Thousands of Iraqi youngsters will die and hundreds of thousands more will be injured, fall prey to disease, suffer abuse and exploitation or fall behind in school, unless all involved in shaping the post-war future make the battle to protect children the number one priority, the United Nations Children’s Fund (UNICEF) warned today.

“The war may be over but the work is far from done,” UNICEF Executive Director Carol Bellamy said in a message issued a day after some of the agency’s international staff returned to work in Baghdad for the first time in more than six weeks. “Children are still dying, and they’re still at grave risk. Let’s make protecting children as comprehensive and urgent an objective as ending the war was.”

Outlining the dangers confronting Iraqi children, UNICEF cited insecurity stopping aid from reaching needy communities; degradation of the water system with widespread health hazards like diarrhoea, cholera and other killer diseases; unexploded munitions with daily reports of injuries and deaths; enormous stress on hospitals, including insufficient medical supplies; insufficient emphasis on opening schools, leaving children on the streets exposed to hazards; and ongoing malnutrition with more than a quarter of all children under age five already malnourished.

“We’re calling on both Iraqis and the parties shaping Iraqi society to make the protection of children job number one,” Ms. Bellamy said. “Iraq’s future depends on the health and well-being of its children. At the moment, we are failing them. They should be our first priority – not only in words but in action. And frankly, I’m not seeing nearly enough action for children.”

Stressing the overriding importance of schools, she added: “Nothing will do more to immediately improve the well-being and protection of Iraq’s children than getting them back in the classroom. Classrooms give children a positive focus, they allow the sharing of vital information, they keep children off the streets, they protect them from exploitation, they relieve parents and help them focus on their own recovery.
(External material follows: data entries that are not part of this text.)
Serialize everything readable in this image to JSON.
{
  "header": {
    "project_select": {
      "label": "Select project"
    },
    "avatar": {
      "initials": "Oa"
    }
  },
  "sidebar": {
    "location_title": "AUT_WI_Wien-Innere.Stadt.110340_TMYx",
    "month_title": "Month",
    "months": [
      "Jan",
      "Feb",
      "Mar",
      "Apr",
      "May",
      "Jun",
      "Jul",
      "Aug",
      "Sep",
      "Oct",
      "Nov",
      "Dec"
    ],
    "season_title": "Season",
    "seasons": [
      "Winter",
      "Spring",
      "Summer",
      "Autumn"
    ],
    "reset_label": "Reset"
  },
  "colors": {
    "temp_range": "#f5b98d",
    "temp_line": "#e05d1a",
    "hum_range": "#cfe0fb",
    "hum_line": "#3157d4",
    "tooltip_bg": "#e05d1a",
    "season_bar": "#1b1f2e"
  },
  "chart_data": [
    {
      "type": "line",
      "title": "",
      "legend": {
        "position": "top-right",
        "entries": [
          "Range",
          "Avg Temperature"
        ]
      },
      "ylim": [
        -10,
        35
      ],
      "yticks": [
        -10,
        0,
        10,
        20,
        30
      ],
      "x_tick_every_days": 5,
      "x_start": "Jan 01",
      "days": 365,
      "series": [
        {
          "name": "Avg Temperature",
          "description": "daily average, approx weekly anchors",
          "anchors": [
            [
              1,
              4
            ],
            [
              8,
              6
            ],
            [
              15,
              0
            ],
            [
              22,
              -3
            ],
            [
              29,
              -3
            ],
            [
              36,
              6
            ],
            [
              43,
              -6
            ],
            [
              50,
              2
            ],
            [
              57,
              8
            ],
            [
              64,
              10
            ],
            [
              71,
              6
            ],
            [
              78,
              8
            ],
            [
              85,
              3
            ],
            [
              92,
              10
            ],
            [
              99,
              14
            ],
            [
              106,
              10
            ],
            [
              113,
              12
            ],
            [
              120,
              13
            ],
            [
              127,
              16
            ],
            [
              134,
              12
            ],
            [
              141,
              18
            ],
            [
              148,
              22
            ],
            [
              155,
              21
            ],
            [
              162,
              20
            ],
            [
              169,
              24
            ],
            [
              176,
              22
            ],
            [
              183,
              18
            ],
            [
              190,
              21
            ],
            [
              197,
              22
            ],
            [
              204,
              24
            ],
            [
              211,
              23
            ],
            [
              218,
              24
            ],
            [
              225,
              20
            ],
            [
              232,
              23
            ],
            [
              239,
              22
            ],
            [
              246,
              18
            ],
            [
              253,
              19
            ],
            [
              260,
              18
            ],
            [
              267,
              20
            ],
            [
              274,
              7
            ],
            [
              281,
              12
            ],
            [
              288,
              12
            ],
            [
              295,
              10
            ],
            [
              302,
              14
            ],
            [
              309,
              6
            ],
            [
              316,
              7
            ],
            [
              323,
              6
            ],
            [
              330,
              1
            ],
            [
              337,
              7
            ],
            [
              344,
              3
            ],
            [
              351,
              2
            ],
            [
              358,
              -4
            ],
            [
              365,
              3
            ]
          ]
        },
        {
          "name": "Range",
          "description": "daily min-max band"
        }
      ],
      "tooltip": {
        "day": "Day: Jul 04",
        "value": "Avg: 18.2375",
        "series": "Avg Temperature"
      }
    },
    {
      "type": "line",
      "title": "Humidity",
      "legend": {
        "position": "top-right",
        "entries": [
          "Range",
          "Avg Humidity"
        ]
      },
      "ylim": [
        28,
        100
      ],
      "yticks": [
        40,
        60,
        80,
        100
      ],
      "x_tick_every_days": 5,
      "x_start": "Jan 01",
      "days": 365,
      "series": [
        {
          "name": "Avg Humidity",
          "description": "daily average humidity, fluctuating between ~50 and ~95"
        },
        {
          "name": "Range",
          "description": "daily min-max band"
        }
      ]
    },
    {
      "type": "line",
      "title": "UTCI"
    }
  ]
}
“For UNICEF, there is no more obvious and urgent priority than getting learning underway as widely and as quickly as possible,” she added.

Returning to Baghdad yesterday, UNICEF’s Iraq representative Carel de Rooy paid tribute to the 200-strong national staff who carried on throughout the war despite enormous difficulties. "These people worked throughout the conflict to maintain water systems and deliver humanitarian supplies," he said. "They did this despite fears for their own safety, and we at UNICEF applaud them for their courage and dedication."

The World Health Organization (WHO) estimated that despite the damage done to the Iraqi health system by years of under-investment, economic sanctions and most acutely by weeks of conflict and looting, a mere $20 million a month was all that was needed to "jump start" hospitals and health centres across the country.

The idea behind the plan is to build on existing facilities and their highly committed staffs, WHO said. In the first place, that means making sure the very basics are in place - that floors are cleaned, patients fed and waste removed; that staff are given a daily allowance until a system is worked out to pay their salaries; that basic maintenance work can be done, generators can operate and the most essential medicines can be supplied.

The cost of not making this monthly investment could be much greater, the agency added. Without basic cleaning and maintenance, disease outbreaks are almost certain; without food, patients cannot recover; and without an allowance to enable them to feed themselves and their families, health workers and other hospital staff will have to look for work elsewhere.

"In the past days and weeks, we have seen the commitment of Iraqi health workers to public health. They have continued to work under some very difficult conditions," WHO Director General Gro Harlem Brundtland said. "Now we must ensure that their dedication and bravery is not wasted. Iraq's health system must not collapse for want of finance and support."

On their first full day back in Baghdad, the UN international team led by the Humanitarian Coordinator for Iraq, Ramiro Lopes da Silva, continued meetings with their national staff and representatives of non-governmental organizations in an effort to increase UN activities in the capital.